Re: LANG attribute

=?iso-8859-1?Q?Martin_J=2E_D=FCrst?= (mduerst@ifi.unizh.ch)
Sat, 25 Oct 1997 16:46:34 +0100 (MET)


Date: Sat, 25 Oct 1997 16:46:34 +0100 (MET)
From: =?iso-8859-1?Q?Martin_J=2E_D=FCrst?= <mduerst@ifi.unizh.ch>
To: Tim Bagot <timothy.bagot@keble.oxford.ac.uk>
cc: HTML mailing list <www-html@w3.org>
In-Reply-To: <Pine.OSF.3.96.971025151220.22686B-100000@sable.ox.ac.uk>
Message-ID: <Pine.SUN.3.96.971025164122.245A-100000@enoshima.ifi.unizh.ch>
Subject: Re: LANG attribute

On Sat, 25 Oct 1997, Tim Bagot wrote:

> Looking at the HTML 4.0 draft specification, I noticed that while it is
> possible to specify another language for part of a document, there does
> not seem to be a way to specify a character set encoding at the same time. 
> This means that if the language in question is incompatible with the
> document's encoding then (presumably) character entity references must be
> employed instead. An additional attribute, or perhaps an extension to the
> existing one, would make life a bit easier.

Hello Tim,

This was considered when we worked all these things out. The problem
is that there virtually no editors that can handle raw text files that
change their encoding midway, and that it would complicate many things
much more than that would be gained. Also, it would go against the
basic Internet and MIME models and modes of operation.

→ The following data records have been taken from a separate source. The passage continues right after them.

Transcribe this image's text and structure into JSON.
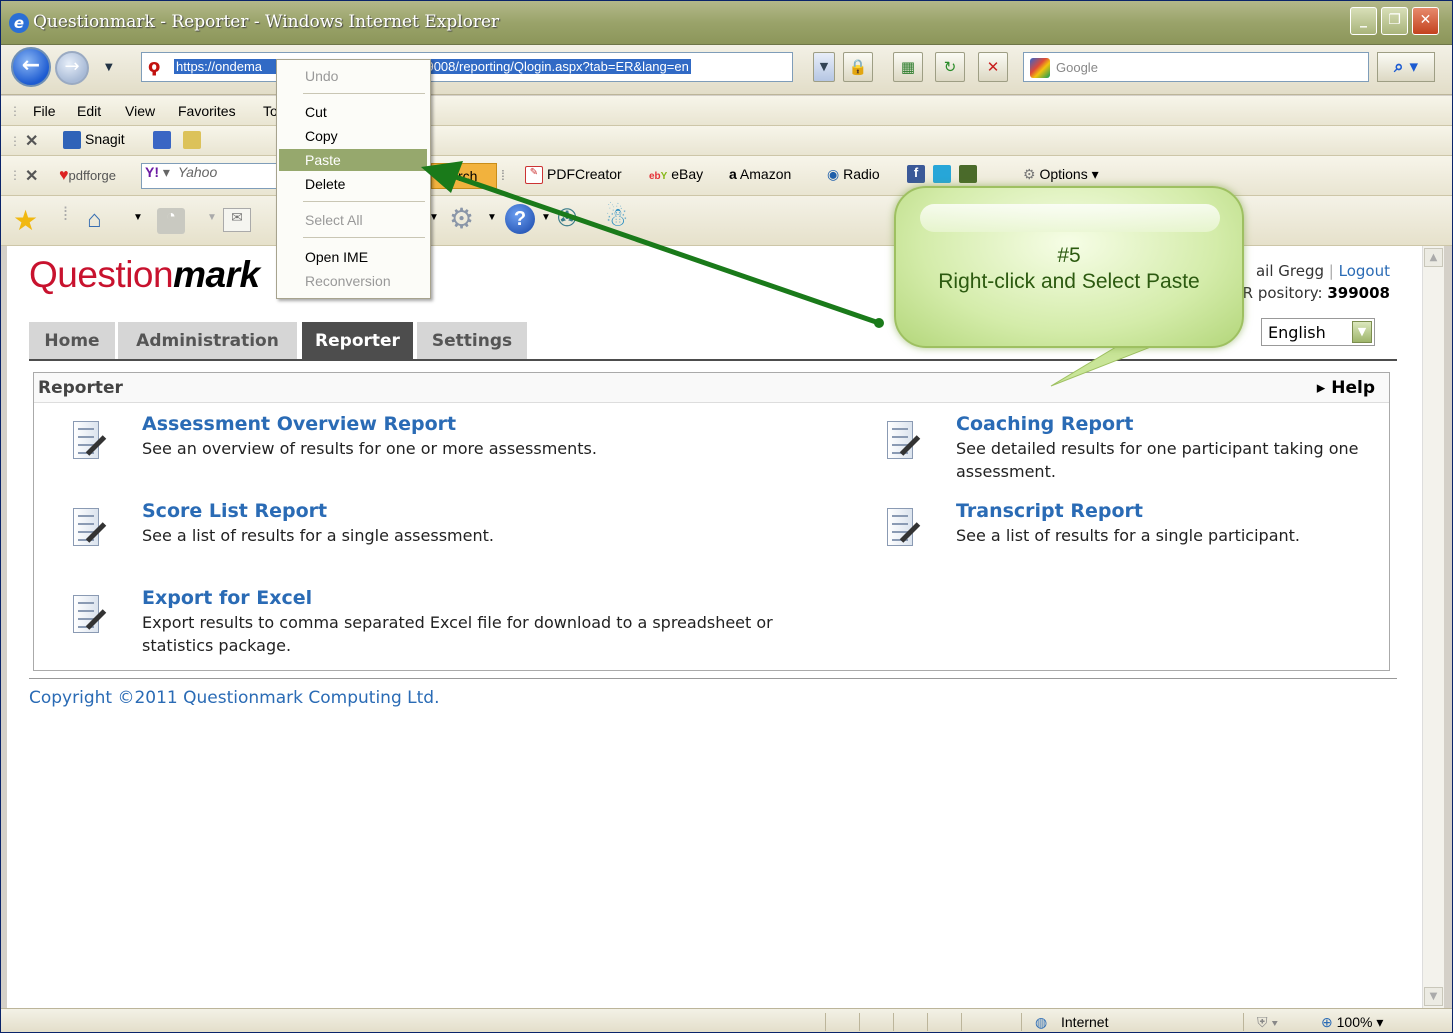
{
  "window": {
    "title": "Questionmark - Reporter - Windows Internet Explorer"
  },
  "address": {
    "url": "https://ondema",
    "url_tail": "399008/reporting/Qlogin.aspx?tab=ER&lang=en"
  },
  "search": {
    "placeholder": "Google"
  },
  "menu": {
    "file": "File",
    "edit": "Edit",
    "view": "View",
    "favorites": "Favorites",
    "tools": "To"
  },
  "snagit": {
    "label": "Snagit"
  },
  "linkbar": {
    "pdfforge": "pdfforge",
    "yahoo": "Yahoo",
    "search_frag": "rch",
    "pdfcreator": "PDFCreator",
    "ebay": "eBay",
    "amazon": "Amazon",
    "radio": "Radio",
    "options": "Options"
  },
  "context_menu": {
    "undo": "Undo",
    "cut": "Cut",
    "copy": "Copy",
    "paste": "Paste",
    "delete": "Delete",
    "select_all": "Select All",
    "open_ime": "Open IME",
    "reconversion": "Reconversion"
  },
  "callout": {
    "step": "#5",
    "text": "Right-click and Select Paste"
  },
  "header": {
    "logo_a": "Question",
    "logo_b": "mark",
    "user_name": "ail Gregg",
    "logout": "Logout",
    "repo_label": "R  pository:",
    "repo_id": "399008",
    "language": "English"
  },
  "tabs": [
    "Home",
    "Administration",
    "Reporter",
    "Settings"
  ],
  "panel": {
    "title": "Reporter",
    "help": "Help"
  },
  "reports": [
    {
      "name": "Assessment Overview Report",
      "desc": "See an overview of results for one or more assessments."
    },
    {
      "name": "Coaching Report",
      "desc": "See detailed results for one participant taking one assessment."
    },
    {
      "name": "Score List Report",
      "desc": "See a list of results for a single assessment."
    },
    {
      "name": "Transcript Report",
      "desc": "See a list of results for a single participant."
    },
    {
      "name": "Export for Excel",
      "desc": "Export results to comma separated Excel file for download to a spreadsheet or statistics package."
    }
  ],
  "footer": {
    "copyright": "Copyright ©2011 Questionmark Computing Ltd."
  },
  "status": {
    "zone": "Internet",
    "zoom": "100%"
  },
  "colors": {
    "accent_green": "#96a86d",
    "link_blue": "#2a6bb5",
    "logo_red": "#c8122e",
    "arrow_green": "#1a7a1a"
  }
}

You can use character entity references, for those characters where
they are defined, and you can use numeric character references
(decimal, and new for HTML 4.0 also hexadecimal) for all characters
in ISO 10646/Unicode. Also, you can use ISO 10646/Unicode directly,
and then you don't have any need anymore for switching character
encodings.

Regards,	Martin.